Niki Lauda sait aussi qu'il peut compter sur le puissant président fondateur du groupe de restauration Do&Co, Attila Dogudan. Ce Viennois d'adoption lui voue apparemment une amitié sans faille. Depuis plus de vingt ans, sa filiale de catering aérien s'est toujours mise en quatre pour rassasier les passagers de Lauda Air, puis de Niki. Moyennant un léger supplément, la compagnie complète même son offre ordinaire de plateaux préparés par le café Demel, qui est à Vienne ce que Dalloyau est à Paris, et que Dogudan a intégré à son groupe en 2002.
Mais l'homme à la casquette rouge n'a pas que des amis. Et pour cause. Il déteste les compromis et n'use jamais de circonlocutions pour vilipender ceux qu'il juge responsables de ses accidents de parcours. La Bourse ? " Plus jamais ! " Les banques ? " Aujourd'hui, je ne me développe qu'avec mon propre cash-flow et c'est bien mieux ainsi. "
L'A380 : " UN AVION SENSATIONNEL"
Son fiel le plus amer, il le réserve aux dirigeants d'Austrian Airlines. Alors que le gouvernement autrichien s'apprête à privatiser la compagnie nationale, Niki Lauda ne se gêne pas pour fustiger son concurrent. " Depuis des décennies, cette entreprise est mal gérée : ses managers ne sont désignés qu'en fonction de leurs accointances politiques ! " Ces derniers hésitent à répliquer, même s'ils affirment disposer de documents mettant en cause tant sa probité que ses compétences économiques. " L'Autriche a peu de héros. Les télés l'invitent à tout bout de champ et, lui, il continue à se faire passer pour le pauvre Lauda à qui on a volé son joujou ", lâche, sous le sceau de la confidence, l'un de ses détracteurs. Ce dernier consent à lui reconnaître une qualité : " C'est un bon pilote d'avion. "
Depuis 1979, date à laquelle il a créé sa première compagnie, Niki Lauda a toujours obtenu les qualifications lui permettant de piloter tous les avions de sa flotte. Un privilège dont il est fier.
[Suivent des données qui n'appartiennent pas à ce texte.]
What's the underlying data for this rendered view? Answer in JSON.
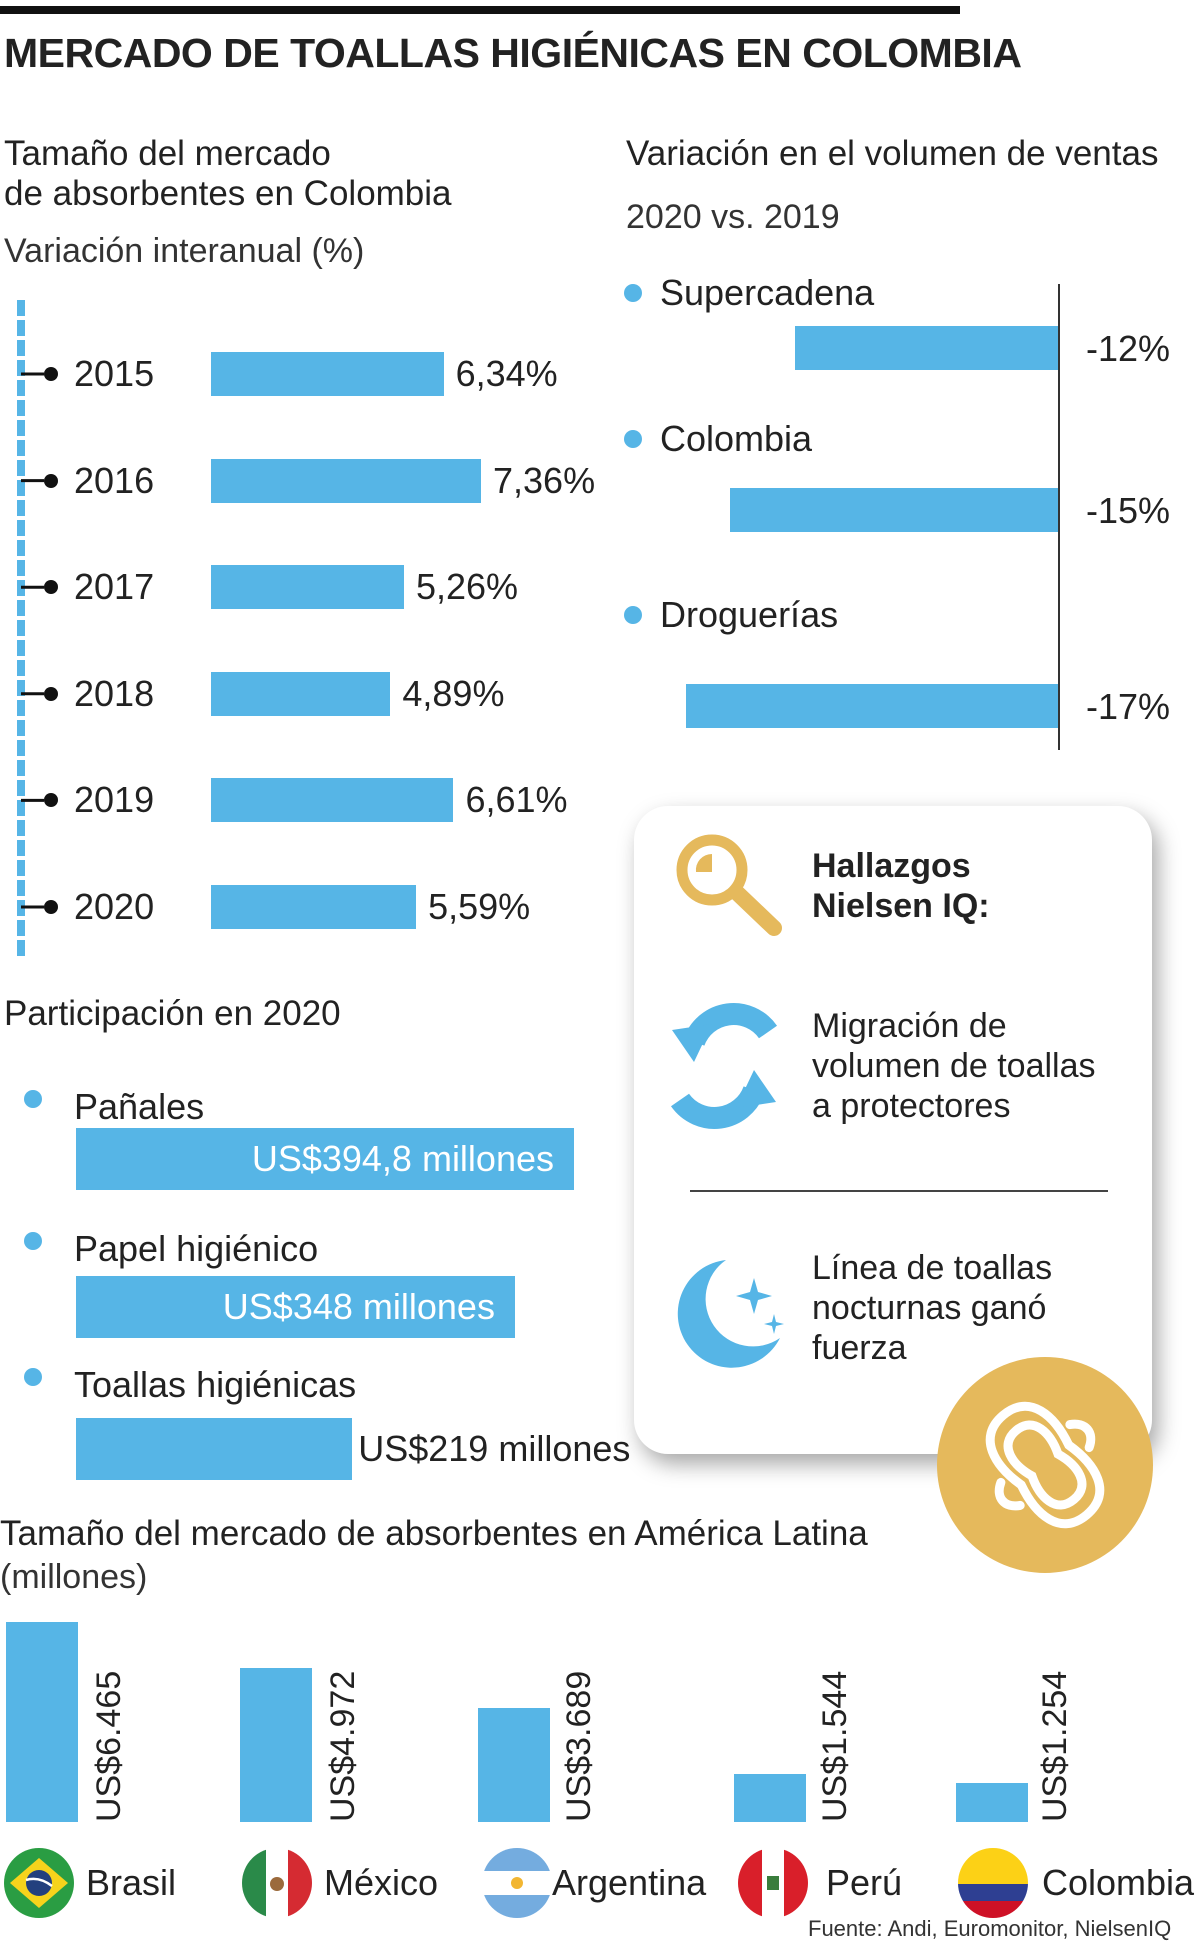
{
  "title": "MERCADO DE TOALLAS HIGIÉNICAS EN COLOMBIA",
  "colors": {
    "bar": "#56b5e6",
    "gold": "#e5b95c",
    "text": "#222222"
  },
  "chart_data": [
    {
      "type": "bar",
      "orientation": "horizontal",
      "title": "Tamaño del mercado de absorbentes en Colombia",
      "title_lines": [
        "Tamaño del mercado",
        "de absorbentes en Colombia"
      ],
      "subtitle": "Variación interanual (%)",
      "categories": [
        "2015",
        "2016",
        "2017",
        "2018",
        "2019",
        "2020"
      ],
      "values": [
        6.34,
        7.36,
        5.26,
        4.89,
        6.61,
        5.59
      ],
      "value_labels": [
        "6,34%",
        "7,36%",
        "5,26%",
        "4,89%",
        "6,61%",
        "5,59%"
      ],
      "xlim": [
        0,
        7.36
      ]
    },
    {
      "type": "bar",
      "orientation": "horizontal",
      "title": "Variación en el volumen de ventas",
      "subtitle": "2020 vs. 2019",
      "categories": [
        "Supercadena",
        "Colombia",
        "Droguerías"
      ],
      "values": [
        -12,
        -15,
        -17
      ],
      "value_labels": [
        "-12%",
        "-15%",
        "-17%"
      ],
      "xlim": [
        -17,
        0
      ]
    },
    {
      "type": "bar",
      "orientation": "horizontal",
      "title": "Participación en 2020",
      "categories": [
        "Pañales",
        "Papel higiénico",
        "Toallas higiénicas"
      ],
      "values": [
        394.8,
        348,
        219
      ],
      "value_labels": [
        "US$394,8 millones",
        "US$348 millones",
        "US$219 millones"
      ],
      "xlim": [
        0,
        394.8
      ]
    },
    {
      "type": "bar",
      "orientation": "vertical",
      "title": "Tamaño del mercado de absorbentes en América Latina",
      "subtitle": "(millones)",
      "categories": [
        "Brasil",
        "México",
        "Argentina",
        "Perú",
        "Colombia"
      ],
      "values": [
        6465,
        4972,
        3689,
        1544,
        1254
      ],
      "value_labels": [
        "US$6.465",
        "US$4.972",
        "US$3.689",
        "US$1.544",
        "US$1.254"
      ],
      "ylim": [
        0,
        6465
      ]
    }
  ],
  "findings": {
    "title_lines": [
      "Hallazgos",
      "Nielsen IQ:"
    ],
    "items": [
      {
        "icon": "cycle-arrows-icon",
        "lines": [
          "Migración de",
          "volumen de toallas",
          "a protectores"
        ]
      },
      {
        "icon": "moon-stars-icon",
        "lines": [
          "Línea de toallas",
          "nocturnas ganó",
          "fuerza"
        ]
      }
    ]
  },
  "source": "Fuente: Andi, Euromonitor, NielsenIQ"
}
Il vient même de mettre en ligne sur le site Internet de sa compagnie un film interactif où il explique les rudiments du pilotage. Fidèle depuis des années à Airbus, il a été invité il y a quelques mois à Toulouse pour essayer l'A380. " C'est un avion sensationnel pour un pilote ", note-t-il. Mais Niki Lauda assure que, contrairement à Air Berlin, sa compagnie ne se lancera pas dans les vols long-courriers : " La hausse des prix du kérosène rend cette activité encore plus risquée que par le passé ", estime celui qui ne peut avoir oublié les 223 passagers et membres d'équipage du Boeing 767 de Lauda Air désintégré en vol le 26 mai 1991 au nord de Bangkok.
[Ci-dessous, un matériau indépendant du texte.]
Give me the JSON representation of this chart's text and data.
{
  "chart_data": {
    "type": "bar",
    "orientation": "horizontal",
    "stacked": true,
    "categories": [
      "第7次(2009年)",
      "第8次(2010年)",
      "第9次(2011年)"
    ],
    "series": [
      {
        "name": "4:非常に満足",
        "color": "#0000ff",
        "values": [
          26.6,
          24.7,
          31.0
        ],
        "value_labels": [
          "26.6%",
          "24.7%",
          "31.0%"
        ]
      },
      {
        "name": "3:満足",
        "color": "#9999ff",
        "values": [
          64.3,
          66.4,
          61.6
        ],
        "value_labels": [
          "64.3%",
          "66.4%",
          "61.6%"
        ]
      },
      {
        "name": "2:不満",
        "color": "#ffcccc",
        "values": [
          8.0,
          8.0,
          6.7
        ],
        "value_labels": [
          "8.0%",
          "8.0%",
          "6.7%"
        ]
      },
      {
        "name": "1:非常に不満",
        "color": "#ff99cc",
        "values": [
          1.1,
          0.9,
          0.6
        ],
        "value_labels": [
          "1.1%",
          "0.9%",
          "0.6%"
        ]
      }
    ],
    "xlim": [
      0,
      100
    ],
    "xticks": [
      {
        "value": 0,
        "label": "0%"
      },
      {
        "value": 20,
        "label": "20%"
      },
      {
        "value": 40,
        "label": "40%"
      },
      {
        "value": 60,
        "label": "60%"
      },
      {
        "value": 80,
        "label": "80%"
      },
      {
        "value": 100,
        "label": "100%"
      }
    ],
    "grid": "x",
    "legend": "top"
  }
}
Ce fils d'industriel assure ne jamaisrenouveler deux fois la même erreur. Il entend désormais porter sa flotte à 25 avions en 2014 en restant rentable. " Mon principe : proposer des billets dont le prix est toujours au moins 30 % inférieur à ceux de mes concurrents. " Niki survivra-t-elle à la retraite que Lauda, pour l'heure, n'envisage pas ? En tout cas, pas dans le giron familial. Ce père de deux enfants ne leur conseille pas de s'engager dans une voie où la passion fait souvent perdre la raison.
Bio express
22 février 1949 : naissance à Vienne.
1971 : débute à son compte dans la F1.
1974 : intègre l'écurie Ferrari.
1975 : 1er titre de champion du monde.
1976 : frôle la mort lors d'une brutale sortie de piste.
1977 : 2e titre de champion du monde.
1979 : création de Lauda Air et abandon provisoire de la compétition.
1982 : retour en F1 avec McLaren.
1984 : 3e titre de champion du monde.
1985 : retrait définitif de la F1.
2000 : vend ses parts dans Lauda Air.